Un juge suppléant doit statuer sur le voyage de Begoña Gómez à l'OTAN après que Peinado soit parti en vacances sans décider
Un juge suppléant décidera si Begoña Gómez, épouse du Premier ministre espagnol Pedro Sánchez, peut se rendre au sommet de l'OTAN à Ankara et à la remise de diplôme de sa fille à Londres, après que le juge d'instruction soit parti en vacances sans se prononcer sur sa demande.
Contexte
Begoña Gómez, épouse du Premier ministre Pedro Sánchez, fait l'objet d'une enquête judiciaire pour trafic d'influence présumé, corruption commerciale, détournement de fonds publics et prévarication. L'affaire porte sur des contrats informatiques liés à une chaire universitaire qu'elle dirigeait à l'Université Complutense de Madrid. Le 20 juin 2026, le juge Juan Carlos Peinado du tribunal d'instruction n° 41 de Madrid a ordonné son renvoi en procès devant un jury populaire et a imposé des mesures conservatoires : confiscation de son passeport, interdiction de quitter l'Espagne sans autorisation et obligation de pointage quinzomadaire. Le juge a invoqué un risque de fuite. Gómez a remis son passeport le 24 juin.
La demande de voyage
Quelques jours après avoir remis le document, la défense de Gómez a demandé au tribunal l'autorisation de voyager à l'étranger entre le 7 et le 10 juillet. Elle prévoit d'accompagner Sánchez au 36e sommet de l'OTAN à Ankara, où elle a été officiellement invitée par Emine Erdoğan, épouse du président turc. Le voyage s'effectuerait à bord de l'avion officiel de la délégation espagnole. Après le sommet, elle se rendrait à Londres pour assister à la remise de diplôme de sa fille, et reviendrait à Madrid par un vol commercial le 10 juillet. Son avocat, Antonio Camacho, a fait valoir que les services de sécurité présidentielle l'accompagneraient tout au long du voyage, garantissant ainsi sa localisation, et que le passeport serait restitué au tribunal le premier jour ouvré suivant.

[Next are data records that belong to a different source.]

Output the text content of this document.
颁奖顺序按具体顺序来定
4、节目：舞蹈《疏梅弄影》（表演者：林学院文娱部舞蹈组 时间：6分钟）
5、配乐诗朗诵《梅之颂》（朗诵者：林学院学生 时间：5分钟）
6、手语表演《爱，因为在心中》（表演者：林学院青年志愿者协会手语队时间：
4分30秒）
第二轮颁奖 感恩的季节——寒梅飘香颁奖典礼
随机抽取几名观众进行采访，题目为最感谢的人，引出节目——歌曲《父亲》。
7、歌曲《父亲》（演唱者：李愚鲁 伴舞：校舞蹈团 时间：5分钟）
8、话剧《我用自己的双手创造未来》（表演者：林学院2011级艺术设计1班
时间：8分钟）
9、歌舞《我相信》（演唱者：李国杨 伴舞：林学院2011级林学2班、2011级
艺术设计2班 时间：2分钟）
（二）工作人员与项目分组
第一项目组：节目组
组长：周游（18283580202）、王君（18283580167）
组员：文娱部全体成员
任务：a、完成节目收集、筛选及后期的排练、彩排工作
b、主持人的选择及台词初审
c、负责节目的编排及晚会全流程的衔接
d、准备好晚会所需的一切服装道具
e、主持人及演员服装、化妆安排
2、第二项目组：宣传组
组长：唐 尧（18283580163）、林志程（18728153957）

De toute façon, l'ensemble du voyage sera effectué avec l'équipe de sécurité qui accompagne le président du gouvernement lors de tous ses déplacements, ce qui garantit par lui-même la sécurité absolue de tous les mouvements de ma cliente.
Incertitude judiciaire
Le juge Peinado avait déjà programmé cette semaine comme congés et est parti sans avoir tranché la demande. L'affaire revient désormais à un tribunal suppléant, qui devrait rendre une décision le 6 juillet compte tenu de l'urgence. L'accusation populaire, menée par Hazte Oír, a exprimé son « opposition définitive et totale » à toute restitution temporaire du passeport, insistant sur le fait que le risque de fuite persiste. Le parquet de Madrid a déclaré ne pas s'opposer au voyage. Par ailleurs, la défense de Gómez a déposé un recours en appel auprès de la cour provinciale de Madrid pour demander l'annulation de l'ensemble des trois mesures conservatoires, qu'elle qualifie de « disproportionnées et attentatoires ».
- Le juge Peinado ordonne la confiscation du passeport, l'interdiction de voyage et les pointages quinzomadaires.
- Gómez remet son passeport au tribunal.
- Peinado en vacances ; le juge suppléant doit statuer sur la demande de voyage.
- Début du sommet de l'OTAN à Ankara ; date de départ prévue pour Gómez.
Réaction politique
Le chef du Parti populaire d'opposition, Alberto Núñez Feijóo, est intervenu le matin du 6 juillet. Il a refusé de dire si la confiscation du passeport était proportionnée, affirmant qu'il distingue la sphère politique de la sphère judiciaire. Il a cependant jugé inappropriée la présence potentielle de Gómez lors d'événements internationaux.
Ce qui me paraît absolument déplacé, c'est que l'épouse du Premier ministre, inculpée à plusieurs reprises, se pavane dans des forums internationaux.
Feijóo a ajouté que cette situation devait être évitée « à tout prix », suggérant que d'autres dirigeants feraient remarquer que l'épouse du Premier ministre espagnol est mise en examen pour de multiples infractions.